Christie also reiterated his support for the Opportunity Scholarship Act, a voucherlike program that would allow low-income students in underperforming school districts to receive scholarships, paid for through corporate tax credits, to attend nonpublic schools or out-of-district public schools. He also called for lawmakers to make permanent a pilot program that allows students to attend public schools outside their local districts but in nearby neighborhoods.

New Jersey Education Association president Barbara Keshishian pointed out that not all charter schools were successful. She referred to a Stanford University study of 2,400 charter schools nationwide that found less than one-fifth outperformed public schools and that nearly two-fifths performed at lower levels than their public counterparts. And she said, a Rutgers University study found that New Jersey charter schools performed far below the average public schools.
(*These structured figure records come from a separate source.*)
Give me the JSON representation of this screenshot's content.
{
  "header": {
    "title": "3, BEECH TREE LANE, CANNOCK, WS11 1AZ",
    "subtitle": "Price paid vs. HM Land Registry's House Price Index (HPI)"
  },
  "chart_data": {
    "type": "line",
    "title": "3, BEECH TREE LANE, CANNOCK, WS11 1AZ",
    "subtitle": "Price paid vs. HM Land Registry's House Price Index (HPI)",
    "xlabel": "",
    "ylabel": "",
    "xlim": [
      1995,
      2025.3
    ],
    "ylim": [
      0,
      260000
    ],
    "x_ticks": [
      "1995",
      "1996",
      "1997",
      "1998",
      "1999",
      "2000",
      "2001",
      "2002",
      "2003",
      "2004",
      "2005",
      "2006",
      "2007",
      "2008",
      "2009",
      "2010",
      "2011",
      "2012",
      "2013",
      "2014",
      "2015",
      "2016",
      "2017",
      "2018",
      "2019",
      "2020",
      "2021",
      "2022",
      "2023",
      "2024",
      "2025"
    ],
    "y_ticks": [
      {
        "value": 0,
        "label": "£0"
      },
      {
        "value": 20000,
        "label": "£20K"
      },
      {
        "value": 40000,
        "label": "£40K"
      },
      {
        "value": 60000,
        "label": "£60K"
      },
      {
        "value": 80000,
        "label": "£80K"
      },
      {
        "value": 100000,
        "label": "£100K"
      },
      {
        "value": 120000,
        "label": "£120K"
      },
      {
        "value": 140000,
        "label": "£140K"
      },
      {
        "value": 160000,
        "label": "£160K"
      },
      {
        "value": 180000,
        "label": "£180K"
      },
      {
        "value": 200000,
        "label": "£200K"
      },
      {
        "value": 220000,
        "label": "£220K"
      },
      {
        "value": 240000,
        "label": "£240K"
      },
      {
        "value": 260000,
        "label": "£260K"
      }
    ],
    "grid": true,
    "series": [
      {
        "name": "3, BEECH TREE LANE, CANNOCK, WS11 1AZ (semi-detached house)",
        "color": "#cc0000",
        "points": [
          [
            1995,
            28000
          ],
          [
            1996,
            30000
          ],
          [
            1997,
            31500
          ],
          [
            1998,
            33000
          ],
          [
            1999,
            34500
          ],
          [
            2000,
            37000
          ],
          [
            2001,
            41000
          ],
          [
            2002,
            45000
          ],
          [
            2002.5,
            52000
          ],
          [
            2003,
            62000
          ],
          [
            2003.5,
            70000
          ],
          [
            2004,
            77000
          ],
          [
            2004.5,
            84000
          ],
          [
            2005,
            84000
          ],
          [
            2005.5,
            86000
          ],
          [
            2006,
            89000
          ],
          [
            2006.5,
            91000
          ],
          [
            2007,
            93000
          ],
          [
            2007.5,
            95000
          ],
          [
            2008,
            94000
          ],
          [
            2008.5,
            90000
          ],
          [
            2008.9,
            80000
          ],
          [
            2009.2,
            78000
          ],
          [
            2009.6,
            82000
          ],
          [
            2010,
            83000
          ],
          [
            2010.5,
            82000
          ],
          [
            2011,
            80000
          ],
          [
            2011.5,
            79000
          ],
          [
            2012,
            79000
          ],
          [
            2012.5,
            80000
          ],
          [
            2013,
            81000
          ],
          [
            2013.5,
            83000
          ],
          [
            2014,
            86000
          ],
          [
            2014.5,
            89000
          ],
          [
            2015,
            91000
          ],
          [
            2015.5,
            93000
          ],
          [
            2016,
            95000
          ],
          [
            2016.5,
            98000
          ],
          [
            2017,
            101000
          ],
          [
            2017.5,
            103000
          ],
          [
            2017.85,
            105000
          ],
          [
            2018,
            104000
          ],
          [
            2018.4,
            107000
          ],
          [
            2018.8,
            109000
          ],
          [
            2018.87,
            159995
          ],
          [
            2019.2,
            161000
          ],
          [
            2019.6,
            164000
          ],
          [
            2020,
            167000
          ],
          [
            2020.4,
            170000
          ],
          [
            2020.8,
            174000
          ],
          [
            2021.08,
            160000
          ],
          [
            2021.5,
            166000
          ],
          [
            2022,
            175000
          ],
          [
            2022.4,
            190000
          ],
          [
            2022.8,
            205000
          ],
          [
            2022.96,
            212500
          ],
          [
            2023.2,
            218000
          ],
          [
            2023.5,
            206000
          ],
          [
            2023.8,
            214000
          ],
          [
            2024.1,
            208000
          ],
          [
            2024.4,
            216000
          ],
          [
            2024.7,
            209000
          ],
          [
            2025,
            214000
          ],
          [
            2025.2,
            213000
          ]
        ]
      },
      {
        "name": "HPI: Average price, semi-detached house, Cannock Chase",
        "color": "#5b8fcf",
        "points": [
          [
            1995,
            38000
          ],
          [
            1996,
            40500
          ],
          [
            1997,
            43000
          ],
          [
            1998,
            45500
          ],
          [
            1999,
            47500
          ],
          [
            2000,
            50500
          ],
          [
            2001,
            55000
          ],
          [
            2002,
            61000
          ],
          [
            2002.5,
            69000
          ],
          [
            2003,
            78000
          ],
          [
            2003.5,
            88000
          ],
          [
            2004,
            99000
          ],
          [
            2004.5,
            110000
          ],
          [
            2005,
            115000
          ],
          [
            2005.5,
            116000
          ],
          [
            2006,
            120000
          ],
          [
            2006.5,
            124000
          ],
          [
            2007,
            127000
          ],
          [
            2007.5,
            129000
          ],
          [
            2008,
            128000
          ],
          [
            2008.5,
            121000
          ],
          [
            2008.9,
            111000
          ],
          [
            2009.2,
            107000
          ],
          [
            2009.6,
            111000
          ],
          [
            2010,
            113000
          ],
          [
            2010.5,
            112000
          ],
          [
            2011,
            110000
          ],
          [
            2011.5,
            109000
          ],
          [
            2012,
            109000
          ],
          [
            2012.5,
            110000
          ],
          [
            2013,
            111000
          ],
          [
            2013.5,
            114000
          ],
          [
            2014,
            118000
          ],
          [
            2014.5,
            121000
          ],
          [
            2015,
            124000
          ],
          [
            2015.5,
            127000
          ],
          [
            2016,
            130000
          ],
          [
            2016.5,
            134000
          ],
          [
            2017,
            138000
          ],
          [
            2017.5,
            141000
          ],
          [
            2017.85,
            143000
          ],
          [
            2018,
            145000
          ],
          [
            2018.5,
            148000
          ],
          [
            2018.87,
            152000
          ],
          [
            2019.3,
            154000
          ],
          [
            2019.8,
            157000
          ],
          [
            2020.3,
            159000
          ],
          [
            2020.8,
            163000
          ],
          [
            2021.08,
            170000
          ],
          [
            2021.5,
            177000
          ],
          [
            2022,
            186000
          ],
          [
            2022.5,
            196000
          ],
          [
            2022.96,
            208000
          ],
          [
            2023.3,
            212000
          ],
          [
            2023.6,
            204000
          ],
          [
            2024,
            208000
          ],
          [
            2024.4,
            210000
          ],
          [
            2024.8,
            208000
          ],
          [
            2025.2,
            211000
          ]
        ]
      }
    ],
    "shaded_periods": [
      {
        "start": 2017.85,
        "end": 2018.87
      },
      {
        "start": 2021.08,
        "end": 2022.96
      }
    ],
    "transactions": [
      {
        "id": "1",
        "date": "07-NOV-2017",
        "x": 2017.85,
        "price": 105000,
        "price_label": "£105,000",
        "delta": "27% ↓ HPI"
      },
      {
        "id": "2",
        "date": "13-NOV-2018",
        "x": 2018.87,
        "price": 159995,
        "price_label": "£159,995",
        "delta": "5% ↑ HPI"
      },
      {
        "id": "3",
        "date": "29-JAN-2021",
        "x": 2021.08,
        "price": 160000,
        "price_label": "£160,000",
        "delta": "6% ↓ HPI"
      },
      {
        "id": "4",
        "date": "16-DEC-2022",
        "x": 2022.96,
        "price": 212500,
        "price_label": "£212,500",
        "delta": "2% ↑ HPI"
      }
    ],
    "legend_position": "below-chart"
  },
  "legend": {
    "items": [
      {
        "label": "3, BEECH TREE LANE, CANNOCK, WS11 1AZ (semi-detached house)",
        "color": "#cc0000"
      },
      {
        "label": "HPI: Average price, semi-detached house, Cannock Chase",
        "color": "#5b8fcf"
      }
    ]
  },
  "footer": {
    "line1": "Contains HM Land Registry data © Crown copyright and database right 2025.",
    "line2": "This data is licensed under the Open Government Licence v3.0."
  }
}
"Clearly, there are excellent charter schools – like the Robert Treat Academy in Newark – and excellent public schools," Keshishian said. "Charter schools were meant to be laboratories of innovation, not a replacement for all public schools. If we're really smart, we'll identify excellent schools of all types and replicate their successes wherever we can."

Keshishian added that regarding vouchers, the NJEA did not believe that public money should be used for private and religious schools. The Opportunity Scholarship Act gets around that issue by having corporate sponsors pay for the scholarships in exchange for tax deductions.

Richard Bozza, executive director of the New Jersey Association of School Administrators, said that although he agreed that changes needed to be made in persistently low-achieving schools, most schools in the state were doing a good job of educating students.

"We've got great schools. Let's start to find ways to support their achievement as well," Bozza said.

New Jersey has 73 charter schools serving 26,000 students, or 1.4 percent of the K-12 student population in the state, according to the state Department of Education. More than 11,000 students are on charter-school waiting lists.

Christie, who has long been vocal about his support for school choice and charter schools, has not yet named a replacement for school commissioner Bret Schundler, another longtime advocate of school choice. Christie fired Schundler amid a controversy over the state's failed Race to the Top federal-grant application, which cost the state $400 million in federal aid.

Christie's first budget, totaling $29.4 billion, cut aid to schools by $819 million to help close a nearly $11 billion budget gap. He has frequently targeted teacher unions, arguing that they had declined to be part of the solution to the state's budget problems.